ECLI:NL:RBOVE:2013:BZ6630
Rechtbank Overijssel
- Eerste aanleg - enkelvoudig
- Rechtspraak.nl
Beoordeling van de rechtsverhouding tussen een payrollonderneming en een inlener met betrekking tot arbeidsovereenkomsten
In deze zaak heeft de Rechtbank Overijssel op 4 april 2013 uitspraak gedaan in een verzoek van de Stichting Dienstverlening Welzijn Enschede (SDWE) tot ontbinding van een arbeidsovereenkomst. De kantonrechter heeft in een tussenbeschikking van 21 maart 2013 reeds geoordeeld dat er geen arbeidsovereenkomst bestond tussen SDWE en de medewerker, en heeft aangekondigd SDWE niet-ontvankelijk te verklaren in haar verzoek. SDWE heeft hierop gereageerd en betoogd dat, indien er geen arbeidsovereenkomst met de medewerker is, de gemeente Enschede als werkgever moet worden aangemerkt. Dit zou impliceren dat SDWE niet langer gehouden is aan haar verplichtingen als werkgever, vooral omdat de detacheringsovereenkomst per 1 april 2013 eindigde.

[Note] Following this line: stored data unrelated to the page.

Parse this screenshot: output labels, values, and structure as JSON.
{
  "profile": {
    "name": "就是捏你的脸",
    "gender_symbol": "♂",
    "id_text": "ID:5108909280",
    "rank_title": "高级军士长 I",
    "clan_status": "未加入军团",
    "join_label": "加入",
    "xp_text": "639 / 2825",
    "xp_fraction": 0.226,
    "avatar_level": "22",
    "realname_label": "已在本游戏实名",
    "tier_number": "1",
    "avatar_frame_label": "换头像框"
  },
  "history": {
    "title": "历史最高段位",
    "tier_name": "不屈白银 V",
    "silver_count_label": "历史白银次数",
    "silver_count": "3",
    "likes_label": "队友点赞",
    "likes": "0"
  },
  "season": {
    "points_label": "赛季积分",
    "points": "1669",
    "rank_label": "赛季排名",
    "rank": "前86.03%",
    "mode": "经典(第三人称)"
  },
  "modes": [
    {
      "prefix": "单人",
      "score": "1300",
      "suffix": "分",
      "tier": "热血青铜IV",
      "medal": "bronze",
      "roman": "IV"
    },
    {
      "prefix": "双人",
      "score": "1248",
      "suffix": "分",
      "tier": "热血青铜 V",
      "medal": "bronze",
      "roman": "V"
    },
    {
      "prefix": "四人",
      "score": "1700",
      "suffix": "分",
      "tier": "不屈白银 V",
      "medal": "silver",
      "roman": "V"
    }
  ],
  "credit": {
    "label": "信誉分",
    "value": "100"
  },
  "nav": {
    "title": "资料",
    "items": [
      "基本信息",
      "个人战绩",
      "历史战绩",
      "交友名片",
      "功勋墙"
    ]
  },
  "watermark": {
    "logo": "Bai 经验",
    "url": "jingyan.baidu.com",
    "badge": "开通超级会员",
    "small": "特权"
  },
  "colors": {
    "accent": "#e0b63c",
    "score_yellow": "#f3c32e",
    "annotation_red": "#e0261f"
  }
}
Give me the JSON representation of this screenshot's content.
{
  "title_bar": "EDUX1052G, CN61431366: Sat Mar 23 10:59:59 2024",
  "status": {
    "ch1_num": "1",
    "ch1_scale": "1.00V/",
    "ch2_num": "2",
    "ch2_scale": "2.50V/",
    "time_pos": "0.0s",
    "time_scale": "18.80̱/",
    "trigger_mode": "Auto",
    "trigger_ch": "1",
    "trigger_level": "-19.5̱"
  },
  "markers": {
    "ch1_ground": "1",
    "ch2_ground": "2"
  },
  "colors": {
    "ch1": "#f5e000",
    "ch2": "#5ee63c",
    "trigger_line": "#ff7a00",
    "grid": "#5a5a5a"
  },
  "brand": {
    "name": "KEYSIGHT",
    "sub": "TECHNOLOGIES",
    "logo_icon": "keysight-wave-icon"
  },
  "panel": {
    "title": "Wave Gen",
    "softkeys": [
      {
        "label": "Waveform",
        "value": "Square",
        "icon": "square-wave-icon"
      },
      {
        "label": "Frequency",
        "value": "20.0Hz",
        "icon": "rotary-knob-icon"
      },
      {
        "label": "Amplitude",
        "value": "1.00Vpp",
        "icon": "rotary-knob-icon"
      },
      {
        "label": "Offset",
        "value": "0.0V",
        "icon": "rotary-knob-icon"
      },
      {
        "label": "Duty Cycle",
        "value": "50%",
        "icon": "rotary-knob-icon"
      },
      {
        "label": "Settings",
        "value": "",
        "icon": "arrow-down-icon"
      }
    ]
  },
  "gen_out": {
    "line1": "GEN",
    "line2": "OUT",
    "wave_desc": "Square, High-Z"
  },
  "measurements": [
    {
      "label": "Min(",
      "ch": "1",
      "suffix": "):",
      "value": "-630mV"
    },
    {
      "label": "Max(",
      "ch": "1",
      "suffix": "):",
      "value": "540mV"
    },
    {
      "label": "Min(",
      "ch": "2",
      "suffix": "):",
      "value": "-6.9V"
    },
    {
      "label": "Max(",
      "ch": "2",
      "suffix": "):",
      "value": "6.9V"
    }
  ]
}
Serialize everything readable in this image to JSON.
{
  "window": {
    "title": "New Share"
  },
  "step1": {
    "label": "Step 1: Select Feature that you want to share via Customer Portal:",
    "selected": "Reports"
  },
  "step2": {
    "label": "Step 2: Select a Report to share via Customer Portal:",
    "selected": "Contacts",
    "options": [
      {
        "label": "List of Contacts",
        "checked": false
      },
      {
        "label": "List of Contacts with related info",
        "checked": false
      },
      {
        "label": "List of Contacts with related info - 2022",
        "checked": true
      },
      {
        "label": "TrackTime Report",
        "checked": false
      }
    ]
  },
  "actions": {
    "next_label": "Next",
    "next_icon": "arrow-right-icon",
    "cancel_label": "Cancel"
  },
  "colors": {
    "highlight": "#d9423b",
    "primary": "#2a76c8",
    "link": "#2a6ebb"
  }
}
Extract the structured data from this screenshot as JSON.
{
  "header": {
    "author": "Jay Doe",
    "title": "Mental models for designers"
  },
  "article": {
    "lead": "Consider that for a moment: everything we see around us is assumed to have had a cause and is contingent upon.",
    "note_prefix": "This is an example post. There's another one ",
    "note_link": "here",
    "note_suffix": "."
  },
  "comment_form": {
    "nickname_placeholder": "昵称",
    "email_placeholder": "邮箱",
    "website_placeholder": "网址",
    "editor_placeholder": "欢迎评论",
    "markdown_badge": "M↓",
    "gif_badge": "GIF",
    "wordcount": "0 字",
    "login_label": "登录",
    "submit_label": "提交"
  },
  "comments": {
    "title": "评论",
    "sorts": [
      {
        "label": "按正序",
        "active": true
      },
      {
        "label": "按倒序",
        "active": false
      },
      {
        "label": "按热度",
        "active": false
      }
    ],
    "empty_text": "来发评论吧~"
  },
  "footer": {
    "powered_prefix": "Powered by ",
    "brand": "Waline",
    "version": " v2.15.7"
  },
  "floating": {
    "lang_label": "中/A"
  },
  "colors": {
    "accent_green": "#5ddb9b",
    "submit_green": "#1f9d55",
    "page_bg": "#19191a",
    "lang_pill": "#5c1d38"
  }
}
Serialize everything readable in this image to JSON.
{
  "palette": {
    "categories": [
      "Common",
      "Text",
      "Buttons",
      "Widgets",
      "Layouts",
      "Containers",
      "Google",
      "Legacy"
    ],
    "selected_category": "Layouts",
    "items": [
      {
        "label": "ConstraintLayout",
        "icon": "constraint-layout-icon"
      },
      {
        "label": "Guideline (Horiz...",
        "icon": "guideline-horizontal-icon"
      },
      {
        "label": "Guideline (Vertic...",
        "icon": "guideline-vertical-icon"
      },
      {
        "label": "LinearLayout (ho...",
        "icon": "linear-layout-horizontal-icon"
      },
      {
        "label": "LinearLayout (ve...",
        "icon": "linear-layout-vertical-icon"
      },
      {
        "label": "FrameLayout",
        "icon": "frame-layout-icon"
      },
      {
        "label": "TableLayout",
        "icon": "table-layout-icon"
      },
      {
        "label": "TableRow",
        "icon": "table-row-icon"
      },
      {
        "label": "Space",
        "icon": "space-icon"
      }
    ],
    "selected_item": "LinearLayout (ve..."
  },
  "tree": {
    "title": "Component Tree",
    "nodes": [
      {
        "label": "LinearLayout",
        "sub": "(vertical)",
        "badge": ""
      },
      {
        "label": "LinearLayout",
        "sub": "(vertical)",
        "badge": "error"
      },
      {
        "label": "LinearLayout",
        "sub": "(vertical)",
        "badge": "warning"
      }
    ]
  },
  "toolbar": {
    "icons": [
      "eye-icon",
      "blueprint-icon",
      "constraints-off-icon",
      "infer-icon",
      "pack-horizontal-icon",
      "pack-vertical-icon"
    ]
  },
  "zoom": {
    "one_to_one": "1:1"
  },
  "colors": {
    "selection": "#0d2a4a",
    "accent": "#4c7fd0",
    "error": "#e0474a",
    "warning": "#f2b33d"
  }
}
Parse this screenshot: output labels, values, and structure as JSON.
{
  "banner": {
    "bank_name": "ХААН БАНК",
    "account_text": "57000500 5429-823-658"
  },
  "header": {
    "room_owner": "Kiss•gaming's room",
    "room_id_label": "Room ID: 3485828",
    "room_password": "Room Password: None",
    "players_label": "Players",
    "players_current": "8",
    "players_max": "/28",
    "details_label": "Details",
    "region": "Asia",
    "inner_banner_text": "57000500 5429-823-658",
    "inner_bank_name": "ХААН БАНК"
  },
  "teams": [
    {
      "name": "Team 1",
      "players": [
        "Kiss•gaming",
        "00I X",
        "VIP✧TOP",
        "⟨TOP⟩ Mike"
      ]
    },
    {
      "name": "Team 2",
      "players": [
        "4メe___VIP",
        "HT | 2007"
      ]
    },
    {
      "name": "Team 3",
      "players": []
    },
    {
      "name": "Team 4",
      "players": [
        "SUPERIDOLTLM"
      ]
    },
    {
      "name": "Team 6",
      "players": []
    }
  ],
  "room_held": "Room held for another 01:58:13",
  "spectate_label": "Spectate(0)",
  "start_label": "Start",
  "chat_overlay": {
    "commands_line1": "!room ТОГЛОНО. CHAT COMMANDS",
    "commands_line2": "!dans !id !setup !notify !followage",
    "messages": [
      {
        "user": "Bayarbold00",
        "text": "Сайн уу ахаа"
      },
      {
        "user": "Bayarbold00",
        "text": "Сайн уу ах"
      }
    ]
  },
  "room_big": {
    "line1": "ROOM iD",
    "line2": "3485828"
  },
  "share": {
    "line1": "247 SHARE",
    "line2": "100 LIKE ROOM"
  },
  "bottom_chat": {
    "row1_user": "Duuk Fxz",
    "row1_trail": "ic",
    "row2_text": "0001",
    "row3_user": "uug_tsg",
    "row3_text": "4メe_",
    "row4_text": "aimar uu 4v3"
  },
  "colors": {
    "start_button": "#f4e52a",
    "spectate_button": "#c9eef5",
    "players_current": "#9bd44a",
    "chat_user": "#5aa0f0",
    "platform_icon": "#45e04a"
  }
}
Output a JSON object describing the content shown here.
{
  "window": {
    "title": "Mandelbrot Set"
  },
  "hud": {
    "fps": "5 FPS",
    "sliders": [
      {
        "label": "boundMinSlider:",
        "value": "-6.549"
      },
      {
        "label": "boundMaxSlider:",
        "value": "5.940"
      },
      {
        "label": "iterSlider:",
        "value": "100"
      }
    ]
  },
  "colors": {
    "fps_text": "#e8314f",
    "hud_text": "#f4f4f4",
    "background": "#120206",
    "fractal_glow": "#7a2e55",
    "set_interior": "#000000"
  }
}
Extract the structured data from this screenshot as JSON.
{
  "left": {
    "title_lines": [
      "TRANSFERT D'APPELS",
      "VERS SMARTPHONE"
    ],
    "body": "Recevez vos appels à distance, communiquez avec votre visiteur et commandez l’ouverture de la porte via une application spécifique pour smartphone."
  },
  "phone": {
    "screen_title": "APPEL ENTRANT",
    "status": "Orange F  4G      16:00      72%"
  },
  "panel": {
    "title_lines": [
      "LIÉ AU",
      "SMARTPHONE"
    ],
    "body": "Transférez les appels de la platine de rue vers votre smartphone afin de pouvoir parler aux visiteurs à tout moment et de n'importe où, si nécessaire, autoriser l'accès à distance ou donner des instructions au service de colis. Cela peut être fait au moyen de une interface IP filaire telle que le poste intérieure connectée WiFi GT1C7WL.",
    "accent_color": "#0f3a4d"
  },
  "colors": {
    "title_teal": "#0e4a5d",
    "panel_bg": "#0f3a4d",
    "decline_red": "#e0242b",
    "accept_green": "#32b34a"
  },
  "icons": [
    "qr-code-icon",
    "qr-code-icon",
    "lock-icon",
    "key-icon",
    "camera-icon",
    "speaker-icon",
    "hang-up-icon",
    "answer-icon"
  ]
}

De gemachtigde van de medewerker heeft aangegeven dat de medewerker zich refereert aan het voornemen van de kantonrechter om SDWE niet-ontvankelijk te verklaren. Na beoordeling van de reacties van beide partijen, heeft de kantonrechter bevestigd dat er geen nieuwe inzichten zijn ontstaan. De kantonrechter heeft wederom geconcludeerd dat SDWE niet-ontvankelijk moet worden verklaard in haar verzoek tot ontbinding, omdat de gemeente Enschede geen partij is in deze procedure en er geen bindende uitspraak kan worden gedaan over de positie van de gemeente.
De uitspraak eindigt met de veroordeling van SDWE in de kosten van de procedure, die zijn vastgesteld op € 400,00 voor het salaris van de gemachtigde van de medewerker. De beschikking is openbaar uitgesproken in aanwezigheid van de griffier.